I knew my chore, the quest, was not to be an easy one.

"Imp, what are you talking about? I thought that this thread went along pretty smoothly."

Smoothly, to me, does not involve taking "pot-shots". I dare not say more here. Tn, just wait until you see my next "over-reach"!

Still, though, appreciate that some understand. imp
 
Take your meds, imp. You seem to be a bit off planet with your observations.
Why would I be expecting discord going in? What was your discord provoking revelation?

I saw none.

All you said was that you are a bit irreligious.
That doesn't make you Robinson Crusoe.

Are you suggesting that I was taking pot shots at you?
I was not. I was engaging in dialogue.
 
Maybe because you are both expecting discord, going in. I was attempting to make a point tactfully, painlessly, if you will. I sense that process "back-fired". One near the "fringe" of the "fold" can almost feel changes in attitude, as they progress. That "one" is me. Poke, provoke, sometimes comes back to sting the behind. I wondered about that sensation for a day or two now, then the realization formed like the reverse of a dissipating vapor: it materialized from almost nothing. Folks were getting pissed-off at me, blunt before tact. PMs ceased, no email, many went on vacation.

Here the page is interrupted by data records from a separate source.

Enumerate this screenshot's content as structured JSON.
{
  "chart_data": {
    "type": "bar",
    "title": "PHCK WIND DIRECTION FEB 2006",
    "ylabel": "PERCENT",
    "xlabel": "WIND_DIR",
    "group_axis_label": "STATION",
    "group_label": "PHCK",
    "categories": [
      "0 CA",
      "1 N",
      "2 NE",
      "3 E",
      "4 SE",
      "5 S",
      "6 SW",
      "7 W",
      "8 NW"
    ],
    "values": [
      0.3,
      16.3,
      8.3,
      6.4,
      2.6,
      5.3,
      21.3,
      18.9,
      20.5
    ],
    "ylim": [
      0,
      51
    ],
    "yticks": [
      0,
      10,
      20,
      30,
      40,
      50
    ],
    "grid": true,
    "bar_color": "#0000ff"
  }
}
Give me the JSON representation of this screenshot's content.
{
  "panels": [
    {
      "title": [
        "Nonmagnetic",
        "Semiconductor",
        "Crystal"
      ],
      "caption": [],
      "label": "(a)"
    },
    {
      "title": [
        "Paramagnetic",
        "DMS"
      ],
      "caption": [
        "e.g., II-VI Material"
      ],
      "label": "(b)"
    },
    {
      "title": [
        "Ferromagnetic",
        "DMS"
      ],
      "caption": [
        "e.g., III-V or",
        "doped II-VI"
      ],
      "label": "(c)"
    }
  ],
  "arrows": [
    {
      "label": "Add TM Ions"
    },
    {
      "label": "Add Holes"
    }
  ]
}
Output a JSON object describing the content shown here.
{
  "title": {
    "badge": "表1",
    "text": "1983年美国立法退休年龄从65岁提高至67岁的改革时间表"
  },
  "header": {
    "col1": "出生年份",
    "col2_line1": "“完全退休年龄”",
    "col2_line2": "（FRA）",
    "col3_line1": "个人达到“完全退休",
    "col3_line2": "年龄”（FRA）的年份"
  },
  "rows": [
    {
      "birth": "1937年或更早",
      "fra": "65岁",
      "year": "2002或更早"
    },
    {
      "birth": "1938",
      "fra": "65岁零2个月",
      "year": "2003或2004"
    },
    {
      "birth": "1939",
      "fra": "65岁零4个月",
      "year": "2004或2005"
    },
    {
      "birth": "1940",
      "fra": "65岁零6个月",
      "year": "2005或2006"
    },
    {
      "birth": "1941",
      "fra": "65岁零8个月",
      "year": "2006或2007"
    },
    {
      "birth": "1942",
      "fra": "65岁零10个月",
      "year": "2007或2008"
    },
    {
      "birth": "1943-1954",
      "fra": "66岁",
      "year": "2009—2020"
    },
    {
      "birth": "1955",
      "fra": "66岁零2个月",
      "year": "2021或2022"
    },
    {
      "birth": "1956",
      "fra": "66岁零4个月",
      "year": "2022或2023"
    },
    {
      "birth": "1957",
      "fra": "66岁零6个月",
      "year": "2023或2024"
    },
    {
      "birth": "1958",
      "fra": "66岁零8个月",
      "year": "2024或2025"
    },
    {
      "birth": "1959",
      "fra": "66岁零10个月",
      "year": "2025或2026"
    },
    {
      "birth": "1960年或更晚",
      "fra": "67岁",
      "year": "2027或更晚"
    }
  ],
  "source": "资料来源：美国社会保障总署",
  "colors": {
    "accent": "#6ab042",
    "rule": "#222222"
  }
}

I knew my chore, the quest, was not to be an easy one.

"Imp, what are you talking about? I thought that this thread went along pretty smoothly."

Smoothly, to me, does not involve taking "pot-shots". I dare not say more here. Tn, just wait until you see my next "over-reach"!

Still, though, appreciate that some understand. imp

Well, I'm puzzled but at least you seem to know what's going on with you. g'day.
 
"By the way... what are we talking about??"